Only by sequencing the genomes of many more individuals could scientists better understand what had happened to the Neanderthals, she says: "That, to my mind, is a very exciting frontier in the field right now."


Analyzing a Neanderthal fetus
Extracting useful DNA from 55,000-year-old bones is always difficult, but Barbieri and his colleagues faced additional problems extracting it from a fetus. To start, scientists often find ancient DNA, or “aDNA,” in tooth samples, where it is protected by layers of enamel. But fetuses have no teeth, and these remains didn't have an entire jaw. The petrous bones of the inner ear are usually reservoirs of ancient DNA, but here they were never found.
Barbieri emphasizes that only a fraction of a percent of the bone samples from the fetus yielded usable ancient DNA for analysis. The amount was so small that only mitochondrial DNA—the subset of genes found in the cell's mitochondria, which is always inherited from an organism's mother—could be extracted, and not the more comprehensive DNA from cell nuclei that is needed for a full genome.

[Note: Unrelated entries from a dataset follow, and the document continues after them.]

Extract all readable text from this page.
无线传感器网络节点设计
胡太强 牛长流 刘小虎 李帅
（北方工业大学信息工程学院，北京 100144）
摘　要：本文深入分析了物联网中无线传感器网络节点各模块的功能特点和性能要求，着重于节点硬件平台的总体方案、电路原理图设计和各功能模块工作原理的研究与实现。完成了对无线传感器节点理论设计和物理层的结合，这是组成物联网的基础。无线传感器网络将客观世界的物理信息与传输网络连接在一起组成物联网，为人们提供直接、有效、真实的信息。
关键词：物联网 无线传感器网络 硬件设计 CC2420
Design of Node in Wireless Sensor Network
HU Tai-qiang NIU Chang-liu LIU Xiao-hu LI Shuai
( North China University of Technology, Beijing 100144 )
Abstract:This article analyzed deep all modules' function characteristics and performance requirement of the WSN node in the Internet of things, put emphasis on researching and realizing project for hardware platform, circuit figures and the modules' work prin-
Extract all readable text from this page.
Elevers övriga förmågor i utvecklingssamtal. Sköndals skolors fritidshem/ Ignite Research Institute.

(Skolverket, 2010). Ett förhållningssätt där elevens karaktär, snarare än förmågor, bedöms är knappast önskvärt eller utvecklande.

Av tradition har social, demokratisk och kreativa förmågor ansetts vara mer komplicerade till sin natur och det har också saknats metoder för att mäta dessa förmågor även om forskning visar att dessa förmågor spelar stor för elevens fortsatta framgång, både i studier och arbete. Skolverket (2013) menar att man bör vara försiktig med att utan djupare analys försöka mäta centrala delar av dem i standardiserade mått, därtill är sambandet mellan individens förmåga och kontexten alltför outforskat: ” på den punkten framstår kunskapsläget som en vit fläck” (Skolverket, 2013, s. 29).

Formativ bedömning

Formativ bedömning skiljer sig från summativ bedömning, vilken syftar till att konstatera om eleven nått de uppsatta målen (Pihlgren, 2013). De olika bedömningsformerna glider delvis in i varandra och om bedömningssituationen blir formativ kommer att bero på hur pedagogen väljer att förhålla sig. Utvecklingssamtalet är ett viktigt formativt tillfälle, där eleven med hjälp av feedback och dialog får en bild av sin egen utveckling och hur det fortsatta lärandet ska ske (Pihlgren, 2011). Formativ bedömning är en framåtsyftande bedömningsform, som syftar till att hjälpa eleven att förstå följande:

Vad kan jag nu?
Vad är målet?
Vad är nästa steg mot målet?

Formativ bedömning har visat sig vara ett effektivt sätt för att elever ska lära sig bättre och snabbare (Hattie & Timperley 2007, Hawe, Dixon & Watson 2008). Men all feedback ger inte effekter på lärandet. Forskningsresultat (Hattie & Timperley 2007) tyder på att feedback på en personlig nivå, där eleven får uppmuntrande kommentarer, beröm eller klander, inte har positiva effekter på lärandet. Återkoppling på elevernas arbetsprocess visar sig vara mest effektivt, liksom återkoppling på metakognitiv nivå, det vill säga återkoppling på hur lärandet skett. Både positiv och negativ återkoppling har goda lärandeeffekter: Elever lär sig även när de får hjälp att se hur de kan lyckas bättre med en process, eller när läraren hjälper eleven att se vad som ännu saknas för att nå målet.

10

"The overall low preservation of aDNA did not allow us to extract nuclear aDNA," Barbieri explains. But "that might be possible with future sampling."
He says the fetus was probably buried when its mother died, but that her remains had never been found.
In addition to the ancient genetic analysis, Barbieri and his team also micro CT-scanned and conducted anatomical research on the fossilized fetus, some of which is detailed in a not-yet-peer-reviewed paper uploaded to the preprint server bioRxiv in late February.
For that preprint, Barbieri and his colleagues used their findings from the PNAS study as a baseline for research on new details about Neanderthal development before birth, including prenatal bone development. That, in turn, enabled them to compare the Neanderthal fetus with a modern human fetus, Barbieri says.
Both research efforts present new details of Neanderthals and the extent to which they were similar—and different—to modern humans. Scientists don't yet know all the factors that led to the ultimate demise of Neanderthals about 40,000 years ago, but the latest studies are crucial pieces of the puzzle.